From: University of Delaware
Published May 4, 2017 09:13 AM

Robots may bring reef relief

A study authored by University of Delaware professor Art Trembanis and colleagues reveals new details about deep sea reefs — known as mesophotic reefs — near the island of Bonaire in the Dutch Caribbean.

While coral reefs worldwide are in decline, the waters surrounding Bonaire comprise a marine park known as a scuba “diver’s paradise” because it contains some of the most well-preserved coral reefs in the Caribbean basin.

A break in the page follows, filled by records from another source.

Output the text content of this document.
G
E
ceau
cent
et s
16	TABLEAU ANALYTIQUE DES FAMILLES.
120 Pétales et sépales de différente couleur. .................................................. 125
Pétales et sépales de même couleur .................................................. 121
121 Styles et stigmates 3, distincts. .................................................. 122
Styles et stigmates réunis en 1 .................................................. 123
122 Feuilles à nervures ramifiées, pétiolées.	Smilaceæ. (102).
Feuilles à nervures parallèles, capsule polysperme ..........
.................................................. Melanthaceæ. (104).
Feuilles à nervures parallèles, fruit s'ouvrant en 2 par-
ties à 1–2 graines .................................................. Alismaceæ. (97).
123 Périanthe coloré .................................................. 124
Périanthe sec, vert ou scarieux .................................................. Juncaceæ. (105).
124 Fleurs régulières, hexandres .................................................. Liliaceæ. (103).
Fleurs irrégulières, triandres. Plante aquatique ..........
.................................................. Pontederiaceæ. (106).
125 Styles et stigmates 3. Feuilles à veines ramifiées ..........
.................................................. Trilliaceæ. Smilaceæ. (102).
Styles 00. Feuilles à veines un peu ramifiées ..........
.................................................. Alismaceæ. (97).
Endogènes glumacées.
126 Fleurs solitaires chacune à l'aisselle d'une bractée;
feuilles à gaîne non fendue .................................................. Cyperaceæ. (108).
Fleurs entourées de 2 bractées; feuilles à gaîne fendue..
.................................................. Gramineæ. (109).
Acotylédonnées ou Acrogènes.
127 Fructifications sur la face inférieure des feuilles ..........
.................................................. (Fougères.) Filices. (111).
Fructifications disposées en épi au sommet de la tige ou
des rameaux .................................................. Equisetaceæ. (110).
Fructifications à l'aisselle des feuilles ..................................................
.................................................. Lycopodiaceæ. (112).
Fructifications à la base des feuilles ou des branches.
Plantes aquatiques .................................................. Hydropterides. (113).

Trembanis and colleagues used autonomous underwater vehicles (AUVs) to map these deep sea reefs, situated 100 to over 500 feet (30 to over 150 meters) below the ocean surface, which are considered a lifeline for shallow reef recovery due to stressors like warming (bleaching), ocean acidification, over fishing and other deteriorations.

These deep reefs can be a substantive part of the coral reef ecosystem of any island, yet they remain largely unexplored because they generally are located beyond the capabilities of divers and are too expansive to be studied using submersibles.

The researchers hope the mapping effort, and the associated data, will help local conservation efforts.

“It’s hard to manage what you don’t see,” said Trembanis, an associate professor in the College of Earth, Ocean, and Environment’s School of Marine Science and Policy.